Getting Started

Input data types

Using BrainSMASH requires specifying two inputs:

  • A brain map, i.e. a one-dimensional scalar vector, and

  • A distance matrix, containing a measure of distance between each pair of elements in the brain map

For illustration’s sake, we will assume both required arguments have been written to disk as whitespace-separated text files LeftParcelMyelin.txt and LeftParcelGeodesicDistmat.txt. However, BrainSMASH can flexibly accommodate a variety of input types:

  • Delimited *.txt files

  • Neuroimaging files used by Connectome Workbench, including *scalar.nii files and *.func.gii metric files (assuming the files contain only a single brain map)

  • Data and memory-mapped arrays written to *.npy files

  • Numpy arrays and array-like objects

To follow along with the examples below, you can download our example data. Connectome Workbench users who wish to derive a distance matrix from a *.surf.gii file may want to begin below, as these functions take a long time to run (but thankfully only ever need to be run once).

Parcellated surrogate maps

For this example, we’ll make the additional assumption that LeftParcelMyelin.txt contains myelin map values for 180 unilateral cortical parcels, and that LeftParcelGeodesicDistmat.txt is a 180x180 matrix containing the pairwise geodesic distances between parcels.

Because working with parcellated data is not computationally expensive, we’ll import the brainsmash.mapgen.base.Base class (which does not utilize random sampling):

from brainsmash.mapgen.base import Base
brain_map_file = "LeftParcelMyelin.txt"  # use absolute paths if necessary!
dist_mat_file = "LeftParcelGeodesicDistmat.txt"

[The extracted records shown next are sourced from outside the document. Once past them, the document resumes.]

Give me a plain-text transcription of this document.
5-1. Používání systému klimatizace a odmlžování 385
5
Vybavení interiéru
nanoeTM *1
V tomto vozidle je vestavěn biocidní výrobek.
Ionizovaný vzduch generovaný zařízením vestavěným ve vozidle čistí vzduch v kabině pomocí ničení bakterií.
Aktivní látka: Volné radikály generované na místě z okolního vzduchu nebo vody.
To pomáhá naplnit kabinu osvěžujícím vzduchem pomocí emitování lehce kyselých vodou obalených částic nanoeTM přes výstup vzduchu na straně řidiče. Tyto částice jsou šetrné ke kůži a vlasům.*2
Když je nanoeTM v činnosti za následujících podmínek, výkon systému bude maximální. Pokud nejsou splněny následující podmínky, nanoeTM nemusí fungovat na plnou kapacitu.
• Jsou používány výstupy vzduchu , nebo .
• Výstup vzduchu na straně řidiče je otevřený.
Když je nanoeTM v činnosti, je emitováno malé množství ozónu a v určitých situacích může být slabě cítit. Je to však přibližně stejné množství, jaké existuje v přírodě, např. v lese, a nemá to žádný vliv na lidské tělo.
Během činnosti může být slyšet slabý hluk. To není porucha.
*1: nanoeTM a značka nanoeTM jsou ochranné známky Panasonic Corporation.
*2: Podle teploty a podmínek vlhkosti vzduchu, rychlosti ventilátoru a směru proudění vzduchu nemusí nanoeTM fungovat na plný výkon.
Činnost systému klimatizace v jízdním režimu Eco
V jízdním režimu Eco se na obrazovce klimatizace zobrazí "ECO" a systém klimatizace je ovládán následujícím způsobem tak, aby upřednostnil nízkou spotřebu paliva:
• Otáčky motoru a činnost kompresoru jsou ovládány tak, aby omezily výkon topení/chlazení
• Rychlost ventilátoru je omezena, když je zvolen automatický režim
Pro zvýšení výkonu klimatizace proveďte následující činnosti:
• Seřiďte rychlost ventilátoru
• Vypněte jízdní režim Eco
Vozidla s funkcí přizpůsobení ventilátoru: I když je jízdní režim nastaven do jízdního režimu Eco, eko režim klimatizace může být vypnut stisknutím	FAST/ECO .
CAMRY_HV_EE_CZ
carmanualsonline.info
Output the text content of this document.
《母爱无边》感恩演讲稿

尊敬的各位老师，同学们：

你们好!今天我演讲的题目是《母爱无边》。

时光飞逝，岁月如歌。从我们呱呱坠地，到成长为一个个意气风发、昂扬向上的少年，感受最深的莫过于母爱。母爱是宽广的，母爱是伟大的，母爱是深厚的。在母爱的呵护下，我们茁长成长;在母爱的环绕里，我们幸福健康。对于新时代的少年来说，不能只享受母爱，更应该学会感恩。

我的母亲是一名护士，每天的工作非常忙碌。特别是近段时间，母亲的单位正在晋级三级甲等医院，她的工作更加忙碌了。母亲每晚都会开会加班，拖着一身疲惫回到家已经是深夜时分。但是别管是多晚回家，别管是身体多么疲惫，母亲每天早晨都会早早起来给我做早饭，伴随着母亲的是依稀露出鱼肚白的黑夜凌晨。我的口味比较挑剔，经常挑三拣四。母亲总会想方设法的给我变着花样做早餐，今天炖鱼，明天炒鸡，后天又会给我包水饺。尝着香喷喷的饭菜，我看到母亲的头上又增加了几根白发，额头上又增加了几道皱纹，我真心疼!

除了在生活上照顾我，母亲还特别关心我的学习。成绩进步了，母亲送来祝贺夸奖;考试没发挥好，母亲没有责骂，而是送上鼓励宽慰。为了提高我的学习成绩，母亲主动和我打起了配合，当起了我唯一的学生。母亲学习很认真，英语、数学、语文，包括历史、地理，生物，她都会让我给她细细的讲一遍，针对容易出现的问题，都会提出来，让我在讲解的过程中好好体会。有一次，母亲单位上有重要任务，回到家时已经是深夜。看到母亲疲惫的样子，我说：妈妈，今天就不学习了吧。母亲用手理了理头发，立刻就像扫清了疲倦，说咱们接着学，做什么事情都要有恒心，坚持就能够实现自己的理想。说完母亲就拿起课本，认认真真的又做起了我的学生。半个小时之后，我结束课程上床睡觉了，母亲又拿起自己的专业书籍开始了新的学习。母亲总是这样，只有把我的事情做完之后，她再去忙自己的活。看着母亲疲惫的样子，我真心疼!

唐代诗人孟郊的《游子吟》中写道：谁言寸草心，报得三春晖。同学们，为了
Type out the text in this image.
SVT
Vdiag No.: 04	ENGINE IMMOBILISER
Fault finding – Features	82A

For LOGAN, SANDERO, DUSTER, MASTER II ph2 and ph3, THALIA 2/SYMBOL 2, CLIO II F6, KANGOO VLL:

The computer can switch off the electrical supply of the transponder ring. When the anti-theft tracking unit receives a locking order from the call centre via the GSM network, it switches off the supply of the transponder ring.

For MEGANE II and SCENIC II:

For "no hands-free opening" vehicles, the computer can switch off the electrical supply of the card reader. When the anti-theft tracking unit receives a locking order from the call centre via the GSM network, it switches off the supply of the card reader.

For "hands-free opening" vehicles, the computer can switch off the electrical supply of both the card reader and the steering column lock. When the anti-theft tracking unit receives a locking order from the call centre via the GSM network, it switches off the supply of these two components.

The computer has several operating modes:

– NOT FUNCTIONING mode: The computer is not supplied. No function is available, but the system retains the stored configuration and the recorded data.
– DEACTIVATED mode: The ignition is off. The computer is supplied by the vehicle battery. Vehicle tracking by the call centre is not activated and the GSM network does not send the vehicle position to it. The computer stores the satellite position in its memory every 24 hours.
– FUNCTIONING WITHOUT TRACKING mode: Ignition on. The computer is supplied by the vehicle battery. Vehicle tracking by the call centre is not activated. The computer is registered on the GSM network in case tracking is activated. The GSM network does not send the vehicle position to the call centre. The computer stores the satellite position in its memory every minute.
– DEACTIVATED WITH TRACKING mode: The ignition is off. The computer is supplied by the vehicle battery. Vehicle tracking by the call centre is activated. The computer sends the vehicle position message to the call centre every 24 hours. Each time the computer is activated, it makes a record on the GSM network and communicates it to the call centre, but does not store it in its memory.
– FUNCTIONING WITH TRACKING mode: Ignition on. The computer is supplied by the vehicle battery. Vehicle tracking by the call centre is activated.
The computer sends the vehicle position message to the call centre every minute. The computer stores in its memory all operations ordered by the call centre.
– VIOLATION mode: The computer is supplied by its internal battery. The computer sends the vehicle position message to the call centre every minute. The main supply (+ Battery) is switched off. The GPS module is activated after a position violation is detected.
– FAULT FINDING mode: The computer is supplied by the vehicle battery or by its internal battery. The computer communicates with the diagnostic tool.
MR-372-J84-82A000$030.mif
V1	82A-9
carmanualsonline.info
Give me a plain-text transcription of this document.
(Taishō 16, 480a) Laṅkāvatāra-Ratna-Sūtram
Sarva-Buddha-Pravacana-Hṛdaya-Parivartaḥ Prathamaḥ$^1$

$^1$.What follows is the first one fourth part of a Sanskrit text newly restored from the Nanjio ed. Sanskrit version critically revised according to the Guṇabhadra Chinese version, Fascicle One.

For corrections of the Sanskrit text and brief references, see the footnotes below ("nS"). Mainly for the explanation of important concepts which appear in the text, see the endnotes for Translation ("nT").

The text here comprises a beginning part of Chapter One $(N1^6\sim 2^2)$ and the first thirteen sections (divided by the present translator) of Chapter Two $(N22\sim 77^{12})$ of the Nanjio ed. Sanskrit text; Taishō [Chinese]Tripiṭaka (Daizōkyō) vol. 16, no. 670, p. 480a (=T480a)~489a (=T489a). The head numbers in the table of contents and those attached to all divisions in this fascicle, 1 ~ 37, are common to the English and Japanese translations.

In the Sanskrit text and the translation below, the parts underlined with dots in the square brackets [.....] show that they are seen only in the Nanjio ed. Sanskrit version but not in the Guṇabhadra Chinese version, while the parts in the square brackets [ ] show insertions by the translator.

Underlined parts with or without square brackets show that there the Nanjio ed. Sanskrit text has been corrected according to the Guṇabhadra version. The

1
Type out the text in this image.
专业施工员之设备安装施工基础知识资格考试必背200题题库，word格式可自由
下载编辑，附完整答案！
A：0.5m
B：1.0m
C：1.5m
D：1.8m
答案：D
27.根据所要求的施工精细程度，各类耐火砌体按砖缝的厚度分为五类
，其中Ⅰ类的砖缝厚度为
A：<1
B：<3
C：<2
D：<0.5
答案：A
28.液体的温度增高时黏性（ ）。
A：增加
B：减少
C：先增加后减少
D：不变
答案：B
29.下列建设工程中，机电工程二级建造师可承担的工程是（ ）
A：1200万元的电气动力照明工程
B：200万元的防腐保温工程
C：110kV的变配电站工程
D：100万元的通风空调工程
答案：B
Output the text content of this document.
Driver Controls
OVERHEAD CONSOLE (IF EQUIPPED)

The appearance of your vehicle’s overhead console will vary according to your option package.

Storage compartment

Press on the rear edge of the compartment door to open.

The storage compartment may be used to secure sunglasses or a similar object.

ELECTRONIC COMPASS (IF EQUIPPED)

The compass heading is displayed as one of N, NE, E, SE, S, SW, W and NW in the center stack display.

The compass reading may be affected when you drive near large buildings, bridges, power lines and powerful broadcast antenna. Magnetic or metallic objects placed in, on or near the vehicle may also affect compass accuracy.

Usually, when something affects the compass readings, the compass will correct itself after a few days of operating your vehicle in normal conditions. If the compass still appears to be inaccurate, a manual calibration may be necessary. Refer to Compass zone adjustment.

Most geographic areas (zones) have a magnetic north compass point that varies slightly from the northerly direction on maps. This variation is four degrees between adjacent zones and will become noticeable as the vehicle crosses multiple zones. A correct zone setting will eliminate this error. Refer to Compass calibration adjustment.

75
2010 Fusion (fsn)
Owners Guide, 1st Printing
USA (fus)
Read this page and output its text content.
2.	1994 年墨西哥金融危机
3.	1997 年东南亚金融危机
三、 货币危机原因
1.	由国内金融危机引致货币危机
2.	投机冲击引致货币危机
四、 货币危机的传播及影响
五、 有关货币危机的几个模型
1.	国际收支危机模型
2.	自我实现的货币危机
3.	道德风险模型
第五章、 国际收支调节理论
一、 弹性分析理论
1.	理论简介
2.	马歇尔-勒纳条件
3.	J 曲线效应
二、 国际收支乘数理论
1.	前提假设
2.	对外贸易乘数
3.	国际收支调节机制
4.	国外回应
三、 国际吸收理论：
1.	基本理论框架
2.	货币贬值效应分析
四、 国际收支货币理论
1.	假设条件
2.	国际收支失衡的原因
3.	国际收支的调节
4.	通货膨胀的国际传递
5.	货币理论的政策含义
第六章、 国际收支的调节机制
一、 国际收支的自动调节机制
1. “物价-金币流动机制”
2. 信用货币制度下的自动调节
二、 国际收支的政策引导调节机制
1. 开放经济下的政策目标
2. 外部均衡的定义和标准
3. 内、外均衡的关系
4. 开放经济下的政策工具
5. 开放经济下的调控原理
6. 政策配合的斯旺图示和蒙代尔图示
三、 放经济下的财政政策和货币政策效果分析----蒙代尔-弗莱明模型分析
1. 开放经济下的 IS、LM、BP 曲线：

Note that if the two text files are not in the current directory, you’ll need to include the absolute paths to the files in the variables defined above.

We’ll create an instance of the class, passing our two files as arguments (implicitly using the default values for the optional keyword arguments):

base = Base(x=brain_map_file, D=dist_mat_file)

Surrogate maps can then be generated with a call to the class instance:

surrogates = base(n=1000)

where surrogates is a numpy array with shape (1000,180). The empirical brain map and one of the surrogate maps are illustrated side-by-side below for comparison:


Fig. 3 The empirical T1w/T2w map.


Fig. 4 One randomly generated surrogate map.

By construction, both maps exhibit the same degree of spatial autocorrelation in their values. However, notice that the empirical brain map has a distribution of values more skewed towards higher values, indicated by dark purple. If you wish to generate surrogate maps which preserve (identically) the distribution of values in the empirical map, use the keyword argument resample when instantiating the class:

base = Base(x=brain_map_file, D=dist_mat_file, resample=True)

The surrogate map illustrated above, had it been generated using resample=True, is shown below for comparison:


Fig. 5 The surrogate brain map above, with values resampled from the empirical map.

Note that using resample=True will in general reduce the degree to which the surrogate maps’ autocorrelation matches the autocorrelation in the empirical map. However, this discrepancy tends to be small for parcellated brain maps, and tends to be larger for brain maps whose values are more strongly non-normal.


Shameless plug: the plots above were auto-generated using our wbplot package, available through both pip and GitHub. wbplot currently only supports cortical data, and parcellated data must be in the HCP’s MMP parcellation.

Keyword arguments to brainsmash.mapgen.base.Base

deltas np.ndarray or list[float], default [0.1,0.2,..,0.9]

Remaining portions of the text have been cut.